While back office service providers fill the necessary functions of everyday operations they do not do anything in their day-to-day work that can significantly improve a money management firm’s ability to raise assets. The opposite, however — creating asset raising problems — is a more likely possibility.
Investment boutiques need to select and work with, among others, prime brokers, accounting, fund admin and law firms, as well as IT management businesses supporting transaction processing, portfolio reporting and the like. Investment firm owners are often advised to select ‘name brand’ back office service providers. This often means the largest of service companies with the widest array of services and abilities; but pricing must be considered when taking those characteristics into mind. After all, particularly for the emerging manager, the ‘how much’ issue and the ‘who’ issue must be balanced.
Buying what you can’t really afford?
Smaller emerging managers are rarely in the position to need a ‘full Monty’ set of services early on. So, service providers that are not among the largest, and who also happen to have lower fees than the biggest in their fields, may be the smarter way to start out as emerging manager firm owners take steps to grow their assets.
But what if the emerging manager does pay for some of the bigger back office service provider names? They could find that they bought themselves a marketing problem by not having researched and selected ‘good enough’ providers.
When sophisticated investors conduct due diligence on a young money management firm one of the things they investigate from an operational due diligence perspective is how much financial runway the firm owners have given themselves to grow the business. For this, they examine its capitalization and its expense ratio from running its operations.
Having three to four years of runway is considered to be good. Having under two years of runway, based on firm capitalization, is a problem.
The smaller the AUM of an emerging manager, the greater the likelihood that the expense ratio will reveal that the firm owners who hired the biggest of names are spending more than what their current capitalization can afford. That expense, added to the costs of salaries, insurance and the like, shortens the runway an emerging manager has to meet growth objectives revenue-wise and be able to afford to stay in business.
Further, an emerging money management firm that is not well capitalized cannot just pass on very high expenses to investors. Too high an expense ratio can make prospects wary of an emerging manager’s business management acumen, and for some family offices, that business risk alone would be a reason enough not to invest.
This is why marketing an emerging manager’s decision to hire a bigger than affordable back office service provider — and investors can and will do a back-of-napkin calculation to see this — is likely to inhibit asset raising among sophisticated investors and their gatekeepers.
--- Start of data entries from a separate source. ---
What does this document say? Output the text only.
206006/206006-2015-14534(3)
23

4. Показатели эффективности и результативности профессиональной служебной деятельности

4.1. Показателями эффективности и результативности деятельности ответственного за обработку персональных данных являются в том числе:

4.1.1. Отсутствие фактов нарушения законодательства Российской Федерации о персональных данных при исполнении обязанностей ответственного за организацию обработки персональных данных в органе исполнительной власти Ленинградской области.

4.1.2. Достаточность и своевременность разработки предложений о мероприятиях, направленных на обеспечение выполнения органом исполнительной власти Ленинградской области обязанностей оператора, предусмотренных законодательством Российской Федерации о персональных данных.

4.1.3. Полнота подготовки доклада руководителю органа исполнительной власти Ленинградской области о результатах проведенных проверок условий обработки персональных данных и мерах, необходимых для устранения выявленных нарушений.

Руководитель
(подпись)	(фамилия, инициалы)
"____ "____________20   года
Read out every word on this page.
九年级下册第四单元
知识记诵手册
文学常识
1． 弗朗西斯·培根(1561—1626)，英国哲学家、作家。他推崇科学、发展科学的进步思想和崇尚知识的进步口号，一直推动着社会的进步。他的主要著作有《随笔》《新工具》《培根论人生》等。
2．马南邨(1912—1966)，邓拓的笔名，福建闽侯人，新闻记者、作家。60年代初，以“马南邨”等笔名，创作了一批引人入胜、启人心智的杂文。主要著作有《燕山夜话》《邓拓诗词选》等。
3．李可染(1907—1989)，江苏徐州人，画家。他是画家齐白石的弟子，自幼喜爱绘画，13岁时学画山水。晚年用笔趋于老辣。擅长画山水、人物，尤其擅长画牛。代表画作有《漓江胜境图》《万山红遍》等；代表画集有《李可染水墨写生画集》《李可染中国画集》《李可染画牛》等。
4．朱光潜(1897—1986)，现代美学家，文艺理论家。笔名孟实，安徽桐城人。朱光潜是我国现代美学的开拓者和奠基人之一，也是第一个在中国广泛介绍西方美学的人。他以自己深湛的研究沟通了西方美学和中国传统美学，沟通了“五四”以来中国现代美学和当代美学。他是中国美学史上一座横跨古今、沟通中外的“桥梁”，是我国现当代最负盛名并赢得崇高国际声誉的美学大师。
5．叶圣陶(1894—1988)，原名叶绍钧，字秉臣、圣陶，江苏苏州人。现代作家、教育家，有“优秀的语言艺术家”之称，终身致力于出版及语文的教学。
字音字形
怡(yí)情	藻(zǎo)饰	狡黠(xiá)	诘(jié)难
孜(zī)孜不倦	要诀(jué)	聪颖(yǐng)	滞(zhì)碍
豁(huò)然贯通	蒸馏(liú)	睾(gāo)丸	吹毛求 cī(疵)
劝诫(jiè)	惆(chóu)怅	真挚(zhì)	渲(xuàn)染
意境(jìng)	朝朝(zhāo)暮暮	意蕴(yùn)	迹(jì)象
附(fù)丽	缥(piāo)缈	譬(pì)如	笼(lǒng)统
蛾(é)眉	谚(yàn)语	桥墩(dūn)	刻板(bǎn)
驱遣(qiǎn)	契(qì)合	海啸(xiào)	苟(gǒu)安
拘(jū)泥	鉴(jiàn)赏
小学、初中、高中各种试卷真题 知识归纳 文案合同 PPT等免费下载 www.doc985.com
They will see a perceived business risk because of the investment firm’s now likely shorter than desirable runway.
So, the emerging manager needs to give serious consideration to this question: For how long can our young firm ‘tread water’ before it runs out of money to stay in business?
By researching and selecting ‘good enough’ providers, and communicating that in their sales marketing encounters with prospects, emerging managers can demonstrate they have a small business owner’s head on their shoulders expense management-wise.
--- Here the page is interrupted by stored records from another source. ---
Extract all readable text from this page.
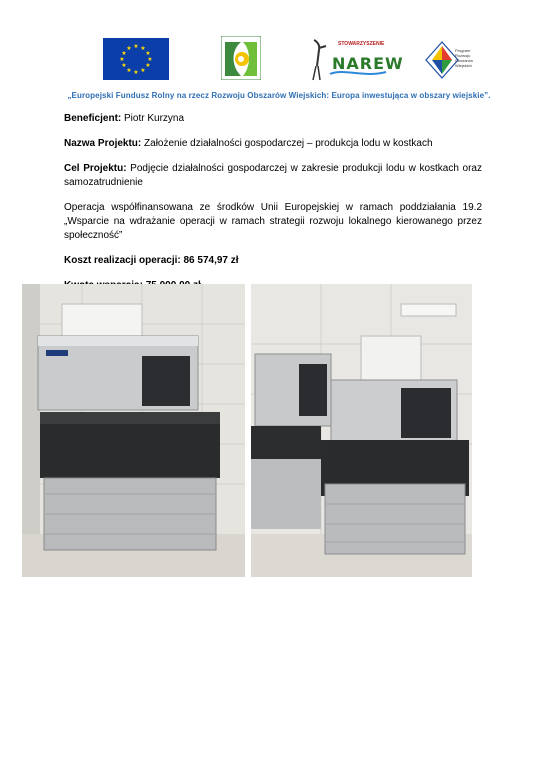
★ ★
★
★
★
★
★
★
★
★
★
★
STOWARZYSZENIE
NAREW
Program Rozwoju Obszarów Wiejskich
„Europejski Fundusz Rolny na rzecz Rozwoju Obszarów Wiejskich: Europa inwestująca w obszary wiejskie”.
Beneficjent: Piotr Kurzyna
Nazwa Projektu: Założenie działalności gospodarczej – produkcja lodu w kostkach
Cel Projektu: Podjęcie działalności gospodarczej w zakresie produkcji lodu w kostkach oraz samozatrudnienie
Operacja współfinansowana ze środków Unii Europejskiej w ramach poddziałania 19.2 „Wsparcie na wdrażanie operacji w ramach strategii rozwoju lokalnego kierowanego przez społeczność”
Koszt realizacji operacji: 86 574,97 zł
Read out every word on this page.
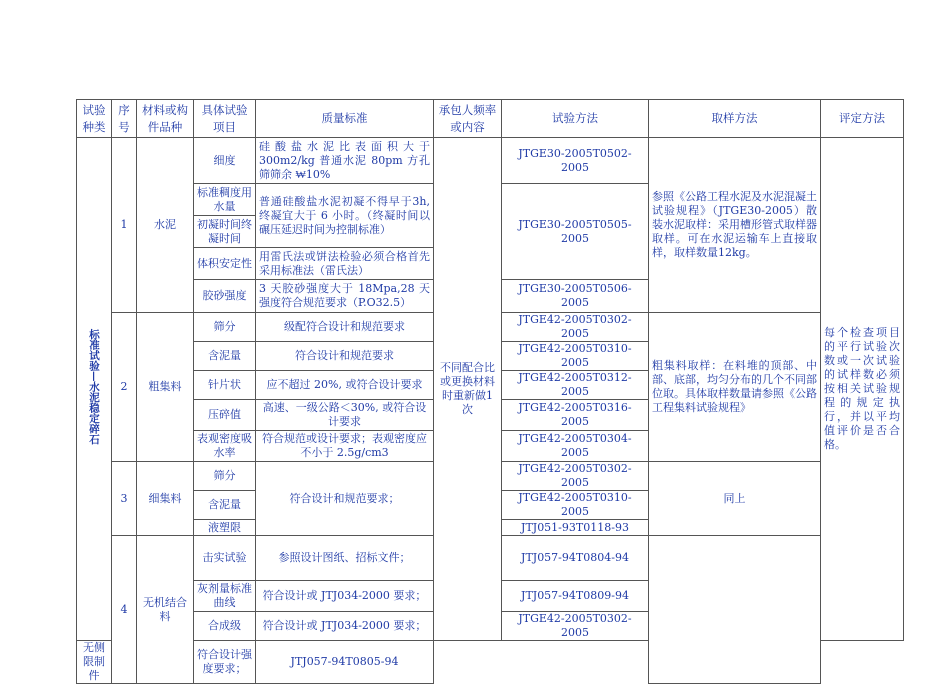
试验种类	序号	材料或构件品种	具体试验项目	质量标准	承包人频率或内容	试验方法	取样方法	评定方法
标准试验—水泥稳定碎石	1	水泥	细度	硅酸盐水泥比表面积大于300m2/kg 普通水泥 80pm 方孔筛筛余 ₩10%	不同配合比或更换材料时重新做1次	JTGE30-2005T0502-2005	参照《公路工程水泥及水泥混凝土试验规程》（JTGE30-2005）散装水泥取样：采用槽形管式取样器取样。可在水泥运输车上直接取样，取样数量12kg。	每个检查项目的平行试验次数或一次试验的试样数必须按相关试验规程的规定执行，并以平均值评价是否合格。
			标准稠度用水量	普通硅酸盐水泥初凝不得早于3h, 终凝宜大于 6 小时。（终凝时间以碾压延迟时间为控制标准）		JTGE30-2005T0505-2005		
			初凝时间终凝时间					
			体积安定性	用雷氏法或饼法检验必须合格首先采用标准法（雷氏法）				
			胶砂强度	3 天胶砂强度大于 18Mpa,28 天强度符合规范要求（P.O32.5）		JTGE30-2005T0506-2005		
	2	粗集料	筛分	级配符合设计和规范要求		JTGE42-2005T0302-2005	粗集料取样：在料堆的顶部、中部、底部，均匀分布的几个不同部位取。具体取样数量请参照《公路工程集料试验规程》	
			含泥量	符合设计和规范要求		JTGE42-2005T0310-2005		
			针片状	应不超过 20%, 或符合设计要求		JTGE42-2005T0312-2005		
			压碎值	高速、一级公路＜30%, 或符合设计要求		JTGE42-2005T0316-2005		
			表观密度吸水率	符合规范或设计要求；表观密度应不小于 2.5g/cm3		JTGE42-2005T0304-2005		
	3	细集料	筛分	符合设计和规范要求；		JTGE42-2005T0302-2005	同上	
			含泥量			JTGE42-2005T0310-2005		
			液塑限			JTJ051-93T0118-93		
	4	无机结合料	击实试验	参照设计图纸、招标文件；		JTJ057-94T0804-94		
			灰剂量标准曲线	符合设计或 JTJ034-2000 要求；		JTJ057-94T0809-94		
			合成级	符合设计或 JTJ034-2000 要求；		JTGE42-2005T0302-2005		
无侧限制件			符合设计强度要求；	JTJ057-94T0805-94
But that’s still not all there is to it.
Who the money management firm gets assigned to work with them is not inconsequential. Generally speaking, the larger the service provider organization and the smaller (in AUM) the money management firm customer, the lower the level of staff — in depth and breadth of experience — that will be assigned as the account servicing contacts. Conversely, the smaller (by number of staff) rather than bigger back office service provider firms are more likely to assign more senior staff to service the money management firm.
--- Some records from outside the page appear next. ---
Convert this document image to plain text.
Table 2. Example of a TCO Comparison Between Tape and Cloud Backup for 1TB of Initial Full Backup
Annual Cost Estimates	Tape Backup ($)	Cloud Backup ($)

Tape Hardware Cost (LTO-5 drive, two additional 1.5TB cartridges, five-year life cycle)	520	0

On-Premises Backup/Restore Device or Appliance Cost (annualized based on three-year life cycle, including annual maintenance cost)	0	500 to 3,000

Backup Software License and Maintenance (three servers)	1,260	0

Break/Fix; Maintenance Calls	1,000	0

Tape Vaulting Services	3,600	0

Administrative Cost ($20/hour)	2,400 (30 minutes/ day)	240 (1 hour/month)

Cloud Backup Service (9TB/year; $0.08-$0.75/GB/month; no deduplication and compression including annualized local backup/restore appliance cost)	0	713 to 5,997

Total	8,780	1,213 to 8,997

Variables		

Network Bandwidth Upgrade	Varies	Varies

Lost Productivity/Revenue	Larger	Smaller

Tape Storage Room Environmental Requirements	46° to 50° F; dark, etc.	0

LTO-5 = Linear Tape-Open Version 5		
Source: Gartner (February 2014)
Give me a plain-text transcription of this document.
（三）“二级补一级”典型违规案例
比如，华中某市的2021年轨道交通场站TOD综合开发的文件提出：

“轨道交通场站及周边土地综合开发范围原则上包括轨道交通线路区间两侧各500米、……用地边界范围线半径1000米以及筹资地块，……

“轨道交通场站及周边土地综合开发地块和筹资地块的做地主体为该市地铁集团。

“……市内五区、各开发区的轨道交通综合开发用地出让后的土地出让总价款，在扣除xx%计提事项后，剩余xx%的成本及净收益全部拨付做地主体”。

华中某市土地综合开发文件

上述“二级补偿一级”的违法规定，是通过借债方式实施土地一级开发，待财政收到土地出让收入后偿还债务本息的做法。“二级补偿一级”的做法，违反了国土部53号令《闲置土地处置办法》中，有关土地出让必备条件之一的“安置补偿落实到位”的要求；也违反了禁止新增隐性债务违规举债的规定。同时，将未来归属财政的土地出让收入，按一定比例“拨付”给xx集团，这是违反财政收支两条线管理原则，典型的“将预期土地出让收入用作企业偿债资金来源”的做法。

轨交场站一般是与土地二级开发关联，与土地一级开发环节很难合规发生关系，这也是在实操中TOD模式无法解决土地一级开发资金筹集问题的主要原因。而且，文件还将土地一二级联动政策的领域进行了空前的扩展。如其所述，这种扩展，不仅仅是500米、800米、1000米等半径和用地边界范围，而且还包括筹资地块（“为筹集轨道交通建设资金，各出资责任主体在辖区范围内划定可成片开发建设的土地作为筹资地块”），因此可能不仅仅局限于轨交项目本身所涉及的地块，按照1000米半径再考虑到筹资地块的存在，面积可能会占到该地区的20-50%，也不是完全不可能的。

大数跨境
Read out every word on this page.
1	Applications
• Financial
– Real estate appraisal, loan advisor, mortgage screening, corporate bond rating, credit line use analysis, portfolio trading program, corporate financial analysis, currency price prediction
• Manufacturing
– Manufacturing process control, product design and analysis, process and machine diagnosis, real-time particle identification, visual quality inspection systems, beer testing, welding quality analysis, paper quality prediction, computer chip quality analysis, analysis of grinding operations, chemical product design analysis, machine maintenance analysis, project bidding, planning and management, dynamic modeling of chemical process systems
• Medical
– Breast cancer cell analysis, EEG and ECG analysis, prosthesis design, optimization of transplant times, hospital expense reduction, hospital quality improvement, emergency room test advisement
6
How sophisticated investors will judge
Sophisticated investors are aware of the desire of emerging managers to buy credibility via their back office service provider selections, but they understand both the financial and service level trade-offs the emerging manager must make.
Generally, the more likely investment firm owners are to benefit from the counsel of most senior staff at back office service providers, the more their selection should be guided by which people with what level of experience will be their contacts. In the investors’ eyes, the less experience the emerging manager has in running a business (not just trading securities), the more important this is. But does the manager show she or he understands this and seeks to align with those who have more experience and can be of most consultative use?
As a family office investor once commented to me, when in discussions with an emerging manager, an investor can glean from their dialogue whether the manager is simply trying to buy credibility by retaining a more than affordable back office without having thought through what he or she was or wasn’t getting: the level of customer service attention, counsel and handholding and the timeliness of delivery of services; and whether they could both currently afford their back office service selections and have a long enough runway to give the money manager the potential to succeed.
The emerging managers who show they’ve made a thoughtful selection of back office service providers are more likely to avoid some of the perceived business risk marketing problems than some of their competitors. And that can become another differentiator and marketing edge.